Anyone who has read one of my books will know that there are some pretty evil people in them, and usually more than one. Sometimes that evil is human in nature, and sometimes it comes in the form of a creature that threatens to tear your soul apart.
Evil, it seems, is open to interpretation and sometimes appears when you least expect it. The deeper you go into unravelling its nature, the more nuanced it can become. We start to get lost in subtle greys, the line between good and bad starting to blur. It’s infectious, creeping through the pages and worming its corruption through the fictional world, which is often where the idea of the anti-hero comes from.
The line really starts to get smudged when you find a “bad guy” who has no other choice, driven by a nature that is out of his or her control. I always try and give the protagonist a glimmer of an excuse for what they do, and that can muddy the waters somewhat.
In my Apocalypse Prophecies serial, Giles Horn is driven, focused, uncompromising, brutal and willing to do whatever it takes to bring humanity to its knees. The thing is, could the man born to be the Antichrist be anything but this? A tiger will attack you, given the opportunity, because it is in that creature’s nature. Is a tiger evil?
Is Giles Horn evil, or a victim of cosmic and maternal manipulation?
In my Homo Vampirous Chronicles, the vampire Claude Schmidt is manipulative, sadistic, and willing to release a plague upon humanity. Is he evil, though, or is Claude just doing what he sees as the only thing possible to save the vampire race from dying out? Don’t forget, to him, humanity is little more than food.
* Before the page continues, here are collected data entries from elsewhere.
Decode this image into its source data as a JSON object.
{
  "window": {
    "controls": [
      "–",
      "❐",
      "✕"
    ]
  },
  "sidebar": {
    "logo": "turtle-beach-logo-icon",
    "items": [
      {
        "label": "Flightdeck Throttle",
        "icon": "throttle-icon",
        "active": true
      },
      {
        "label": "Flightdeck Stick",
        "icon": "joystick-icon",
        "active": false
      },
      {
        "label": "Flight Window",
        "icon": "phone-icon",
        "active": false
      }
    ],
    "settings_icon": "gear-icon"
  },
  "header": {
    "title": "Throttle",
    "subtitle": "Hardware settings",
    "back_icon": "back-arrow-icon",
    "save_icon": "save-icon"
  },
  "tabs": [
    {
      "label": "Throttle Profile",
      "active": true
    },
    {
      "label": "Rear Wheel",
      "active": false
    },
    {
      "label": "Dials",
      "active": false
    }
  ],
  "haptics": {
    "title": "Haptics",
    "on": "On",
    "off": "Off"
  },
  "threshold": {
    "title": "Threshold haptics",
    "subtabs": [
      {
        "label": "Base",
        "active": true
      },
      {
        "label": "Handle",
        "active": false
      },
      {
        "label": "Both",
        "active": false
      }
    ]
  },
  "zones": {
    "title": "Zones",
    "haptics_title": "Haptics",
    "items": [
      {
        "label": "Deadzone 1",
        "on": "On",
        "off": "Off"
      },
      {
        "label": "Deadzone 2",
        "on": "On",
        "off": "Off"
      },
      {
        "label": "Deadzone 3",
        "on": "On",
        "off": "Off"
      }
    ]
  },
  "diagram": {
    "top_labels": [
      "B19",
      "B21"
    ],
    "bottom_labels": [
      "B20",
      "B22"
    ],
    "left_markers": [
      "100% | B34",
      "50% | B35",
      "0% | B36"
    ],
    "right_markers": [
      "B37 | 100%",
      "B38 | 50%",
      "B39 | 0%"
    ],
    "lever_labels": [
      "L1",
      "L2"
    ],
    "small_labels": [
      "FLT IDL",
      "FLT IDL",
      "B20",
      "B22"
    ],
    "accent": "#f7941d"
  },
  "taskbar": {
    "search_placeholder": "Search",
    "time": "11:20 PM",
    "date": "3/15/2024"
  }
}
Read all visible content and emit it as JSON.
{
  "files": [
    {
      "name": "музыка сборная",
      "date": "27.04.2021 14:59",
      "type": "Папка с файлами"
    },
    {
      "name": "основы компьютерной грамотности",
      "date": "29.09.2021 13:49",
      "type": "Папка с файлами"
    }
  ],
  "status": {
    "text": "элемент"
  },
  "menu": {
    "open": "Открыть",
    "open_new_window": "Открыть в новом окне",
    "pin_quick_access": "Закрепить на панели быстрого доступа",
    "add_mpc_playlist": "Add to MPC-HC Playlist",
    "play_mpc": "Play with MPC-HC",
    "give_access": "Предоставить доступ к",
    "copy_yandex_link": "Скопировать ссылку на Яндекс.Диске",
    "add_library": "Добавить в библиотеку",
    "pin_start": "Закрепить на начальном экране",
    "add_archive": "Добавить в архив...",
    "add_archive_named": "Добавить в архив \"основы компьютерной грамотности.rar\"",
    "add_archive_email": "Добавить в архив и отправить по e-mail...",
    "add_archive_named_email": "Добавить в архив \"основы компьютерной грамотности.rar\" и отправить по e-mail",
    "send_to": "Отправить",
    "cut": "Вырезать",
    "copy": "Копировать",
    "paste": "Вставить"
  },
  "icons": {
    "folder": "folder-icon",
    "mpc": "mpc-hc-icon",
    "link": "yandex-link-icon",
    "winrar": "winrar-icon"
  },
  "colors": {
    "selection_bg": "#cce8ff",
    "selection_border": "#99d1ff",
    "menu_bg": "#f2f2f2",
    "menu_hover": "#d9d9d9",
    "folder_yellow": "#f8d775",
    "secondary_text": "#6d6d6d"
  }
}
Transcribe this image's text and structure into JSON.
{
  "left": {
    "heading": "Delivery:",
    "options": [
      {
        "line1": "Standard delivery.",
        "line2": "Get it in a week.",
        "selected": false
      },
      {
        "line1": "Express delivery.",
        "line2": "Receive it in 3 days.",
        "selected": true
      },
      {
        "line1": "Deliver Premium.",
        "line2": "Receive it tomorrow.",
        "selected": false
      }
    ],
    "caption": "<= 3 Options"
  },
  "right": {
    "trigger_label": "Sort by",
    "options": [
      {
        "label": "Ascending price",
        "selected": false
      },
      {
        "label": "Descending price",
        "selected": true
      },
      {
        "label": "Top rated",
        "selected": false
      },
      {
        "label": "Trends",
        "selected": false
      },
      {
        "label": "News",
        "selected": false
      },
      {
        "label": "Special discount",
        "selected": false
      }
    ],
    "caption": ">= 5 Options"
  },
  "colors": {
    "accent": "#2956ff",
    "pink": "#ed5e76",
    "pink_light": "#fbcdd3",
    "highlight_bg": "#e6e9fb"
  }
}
There is a book all fans of horror fiction should read. It’s called “Ordinary Men”, and isn’t for the faint of heart. It tells the story of a group of men from Nazi Germany who were sent to Poland. At the start they were just police constables, but they were slowly warped and changed into creatures of brutality. These ordinary men became killers, responsible for the deaths of thousands of Jews, driven to it by social conditioning, peer pressure and gradual indoctrination. You might think that you could never be like them, but I’m sure they would have said the same thing. As the psychologist Jordan Peterson has pointed out numerous times, the average person could easily become the heartless guard in the death camps.
Was that “evil” always there? If not, how does it grow?
Evil can manifest itself where you least expect it because it lurks and creeps, often hiding in plain sight. The worst manifestation is often in those who battle against it, which is where we get the saying “you become what you fight against.” Some of my protagonists suffer with that. Take Lilith from the Apocalypse Prophecies. She was traumatised as a child and raised and trained with one sole purpose…to kill demons. Is she a hero, or someone who is so broken and dehumanised that she is willing to pay any price to battle her foe?
If you want the noble and honourable guy in the white hat to ride in and win the day, you won’t find that in my later books. They kind of existed in my earlier works, well trained special forces types fighting against impossible odds. As my writing has progressed, however, the hero’s began to change. With a resigned acceptance, some of them became able to do things to match those they were set against.
Does it work? I don’t know. Maybe you, the reader, should let me know.